Le Tonnerre est un porte-hélicoptères amphibie de classe Mistral opéré par un équipage de 177 marins et possédant une capacité de transport de troupes limitée à 400 à 900 soldats, peut-on lire sur le site du ministère des Armées.
En 2013, pour l'opération Serval visant à lutter contre les jihadistes au Mali, le Dixmude, un autre porte-hélicoptère de la même classe que le Tonnerre. L'unité déployée au Sénégal, le Groupement tactique interarmes 2 (GTIA 2), ne comptait alors, selon un rapport de l'Assemblée nationale, qu'environ 650 hommes.
Les militaires transportés à Cotonou en novembre 2025 n'auraient de toute façon pas pu être employés pour une opération de changement de régime, explique à la rédaction des Observateurs Michael Shurkin, directeur des Programmes globaux à 14 North Strategies, une entreprise de conseil : "Si la France voulait faire tomber la junte, [elle aurait utilisée] des forces spéciales et aéroportées dans le cadre d'une opération éclair. Une force débarquée à Cotonou prendrait trop de temps pour arriver à Niamey"

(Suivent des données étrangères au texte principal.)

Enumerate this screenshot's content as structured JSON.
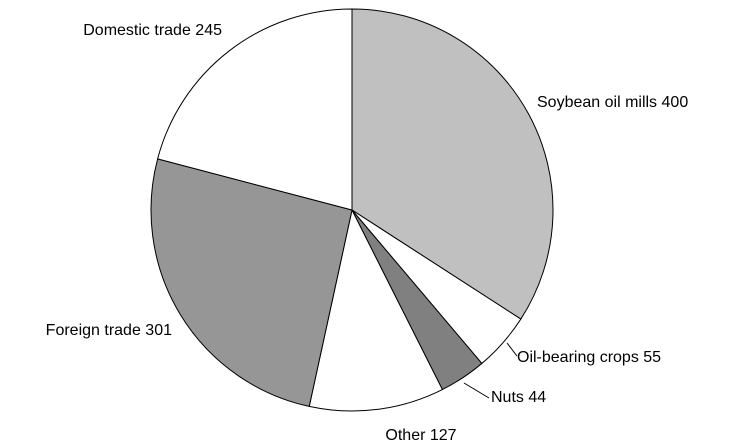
{
  "chart_data": {
    "type": "pie",
    "categories": [
      "Soybean oil mills",
      "Oil-bearing crops",
      "Nuts",
      "Other",
      "Foreign trade",
      "Domestic trade"
    ],
    "values": [
      400,
      55,
      44,
      127,
      301,
      245
    ],
    "colors": [
      "#c0c0c0",
      "#ffffff",
      "#808080",
      "#ffffff",
      "#969696",
      "#ffffff"
    ]
  }
}
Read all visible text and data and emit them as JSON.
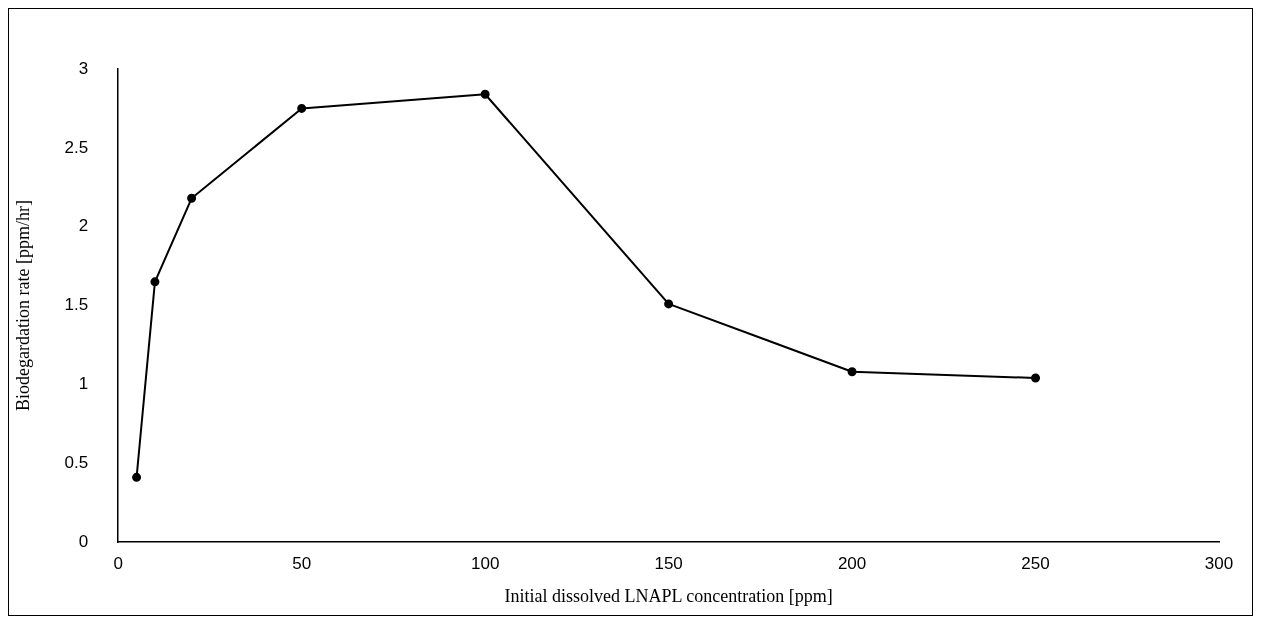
{
  "chart_data": {
    "type": "line",
    "xlabel": "Initial dissolved LNAPL concentration [ppm]",
    "ylabel": "Biodegardation rate [ppm/hr]",
    "x": [
      5,
      10,
      20,
      50,
      100,
      150,
      200,
      250
    ],
    "series": [
      {
        "color": "#000000",
        "values": [
          0.41,
          1.65,
          2.18,
          2.75,
          2.84,
          1.51,
          1.08,
          1.04
        ]
      }
    ],
    "xlim": [
      0,
      300
    ],
    "xticks": [
      0,
      50,
      100,
      150,
      200,
      250,
      300
    ],
    "ylim": [
      0,
      3
    ],
    "yticks": [
      0,
      0.5,
      1,
      1.5,
      2,
      2.5,
      3
    ],
    "grid": false,
    "legend": false,
    "marker": "circle",
    "line_style": "solid"
  }
}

Des manœuvres renouvelées depuis 35 ans
Si, comme le souligne le général Tiani, la marine française réalise régulièrement des exercices navals au Bénin, ces manœuvres n'ont cependant rien de secret.
Elles ont lieu dans le cadre de l'opération Corymbe, dont les débuts remontent à l'année 1990. Au titre de cette mission, dont on peut consulter les objectifs sur le site du ministère des Armées, "un à deux bâtiments français" sont déployés dans le golfe de Guinée de "façon quasi permanente" au titre de coopérations sécuritaires telles que la lutte contre la piraterie ou les trafics illicites.
"L'arrivée des forces françaises [au Bénin] a été programmée depuis très longtemps et n'a rien à voir avec les évènements récents", ajoute Michael Shurkin. "La France s'intéresse à maintenir des bonnes relations avec le Bénin et la région, et elle s'intéresse aussi à la sécurité maritime dans la golfe de Guinée. Maintenant que le Bénin est menacé par les jihadistes, les Français veulent travailler avec les Béninois pour sécuriser le pays. À cette fin, il est dans l'intérêt de la France de continuer de soutenir le Bénin."
L'escale du Tonnerre au Bénin n'a donc rien d'une opération clandestine, et a même fait l'objet d'un cocktail avec des "diplomates, des acteurs économiques et de la société civile et des militaires [béninois]" le 5 novembre, rapporte le quotidien béninois La Nation.
Un complotisme pour gagner en légitimité
Les craintes du général Tiani d'une intervention française contre le Niger sont-elles malgré tout justifiées ? Michael Shurkin ne le croit pas :
"Les forces françaises au Bénin peuvent, il est vrai, faire tomber le Niger si la France en avait l'envie. Mais la probabilité d'une telle action est presque de zéro : de ce que j'ai entendu, l'appétit [de la France] pour une intervention africaine à l'ancienne n'existe pas. Le regard de Paris s'est tourné vers l'Ukraine et le Moyen-Orient.
La seule exception que je peux envisager, c'est si le Mali ou le Niger tombe aux mains des jihadistes, il est possible que Paris se retrouve obligé d'intervenir pour sécuriser les ressortissants français. Dans ce cas, il s'agira d'une évacuation plutôt qu'une tentative pour remettre débout les États qui chuteraient."
Malgré cela, le président Tiani a très régulièrement recours aux théories du complot dans ses discours mettant en cause la France, ainsi que le rapporte le magazine Jeune Afrique : rendez-vous entre agents français et des terroristes du groupe État islamique, camp d'entraînement au Bénin, création d'une "cellule Sahel à l'Élysée" visant le Niger, bases militaires au Nigéria…
Le complotisme du chef d'État nigerien s'expliquerait par des considérations de politique intérieure, estime Michael Shurkin :
"La France ne s'intéresse pas à faire tomber la junte nigérienne et ne s'intéresse pas au Niger autant que les Nigériens aiment croire. Mais Tiani aime évoquer le spectre d'une menace française pour se présenter comme un champion de la souveraineté. Il en a besoin pour sa légitimité, car autrement il n'en a aucune". Le général Tiani est au pouvoir depuis le 26 juillet 2023, date où il a mené un coup d’État renversant le président Mohamed Bazoum, élu en 2021.